Monday, January 30, 2006

Why I use Windows

I have a confession to make.

My main home computer runs Windows XP. Now, I'm a Solaris guy, so you would expect me to have banished Windows, but no, most of the times I use a computer at home it's the Windows box that gets the nod.

There are reasons for this renegade behaviour. The two main ones are Windows ability to do suspend-to-RAM and fast user switching. Essentially, if I just want to check my email quick, then either the Windows machine is on already and I just have to switch user, or I hit the power button. In both cases it's about the time it takes me to get the seat located comfortably before I'm online and working.

Solaris can't match this. If I'm working at home then the Sun box comes on, as the superior behaviour and environment are worth waiting 10 minutes for. The boot time is awful; the JDS startup time is awful; suspend resume is only on sparc and is very much hit and miss. If we're after wider adoption, then this is a huge area we have to address.

newboot 2 - nvidia failure

OK, so having had great success upgrading my home W2100z to Solaris 10 Update 1, I tried it on my work machine.

Now, I wasn't expecting this to be entirely trouble free. My work machine gets all sorts of abuse, with various test versions of anything that might be lying about - so before it started I cleaned up an old zfs beta release, deleted all the different sorts of backup software I had been trying, and tried to clean up and back out all the hacks and kludges.

In the end, none of the problems I was anticipating surfaced. But when it came back up - no graphics.

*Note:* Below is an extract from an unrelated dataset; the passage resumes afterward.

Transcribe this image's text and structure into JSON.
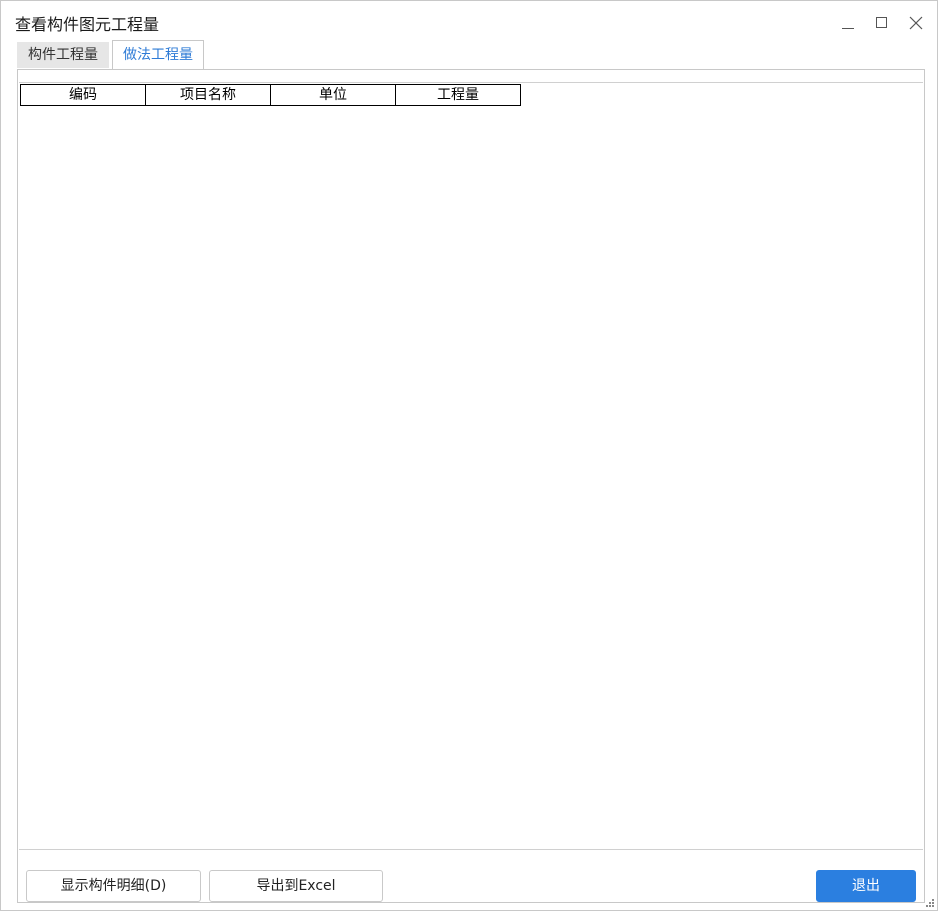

Looking at the /dev/nvidia* and /dev/fb* entries, they looked very suspect.

Turns out this is a known problem with the NVIDIA drivers and the S10U1 upgrade. And it was essentially what I had surmised by looking at the device entries, so a quick deinstall, reinstall, clear up /etc/path_to_inst and a couple of reconfiguration reboots later and everything's back in business again.

Phew!

Saturday, January 28, 2006

newboot

Got my Solaris 10 1/06 DVD kit yesterday. So popped the x86 DVD into my W2100z (running Solaris 10 FCS) and let it get on with it.

Upgraded without a hitch. Everything looks good!

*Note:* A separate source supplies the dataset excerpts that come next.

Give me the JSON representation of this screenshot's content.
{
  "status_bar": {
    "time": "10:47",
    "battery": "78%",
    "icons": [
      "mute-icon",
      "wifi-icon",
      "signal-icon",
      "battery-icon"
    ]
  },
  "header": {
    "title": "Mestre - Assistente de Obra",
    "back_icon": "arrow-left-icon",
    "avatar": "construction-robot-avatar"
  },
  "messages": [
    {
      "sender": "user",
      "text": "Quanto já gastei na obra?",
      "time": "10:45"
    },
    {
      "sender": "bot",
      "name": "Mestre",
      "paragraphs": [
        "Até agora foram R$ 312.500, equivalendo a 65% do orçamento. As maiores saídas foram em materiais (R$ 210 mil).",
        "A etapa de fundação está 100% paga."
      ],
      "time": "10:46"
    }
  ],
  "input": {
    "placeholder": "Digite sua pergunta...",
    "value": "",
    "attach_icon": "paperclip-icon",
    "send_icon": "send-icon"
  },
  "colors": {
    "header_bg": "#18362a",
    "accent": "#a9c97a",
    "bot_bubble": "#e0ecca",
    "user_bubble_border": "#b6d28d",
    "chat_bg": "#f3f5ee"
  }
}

The boxed set includes quite a lot of stuff, so I also updated the freeware, and added the Studio 11 compilers. I'm leaving the Java Enterprise System for another time - I'm not going to risk playing with it on my main personal machine!

One interesting thing - I've got a decent monitor (a Sun 21 inch CRT) on this machine, and it had been running at 1280x1024. I hadn't really had time to investigate tweaking Xorg to get it to run at higher resolution. After upgrading, it came up on its own at 2048x1536. This was a little over the top, so I dropped it back to 1600x1200, which is the max recommended anyway, and runs at 85Hz rather than 75Hz, and makes the text a little more readable.

Everything still works, all I need now is a little more time to get back into development work.

Thursday, January 26, 2006

Buried in good stuff

The good stuff keeps on coming.

OpenSolaris now has even more communities - particularly for sysadmins and appliances - to follow. As if approachability, networking, observability, zfs, and zones weren't enough. And that's only half the communities I'm interested in!

What I really need is a time machine so I'm able to keep track of it all.

Tuesday, January 17, 2006

Enemy action?

According to Auric Goldfinger:

Once is happenstance. Twice is coincidence. Three times is enemy action.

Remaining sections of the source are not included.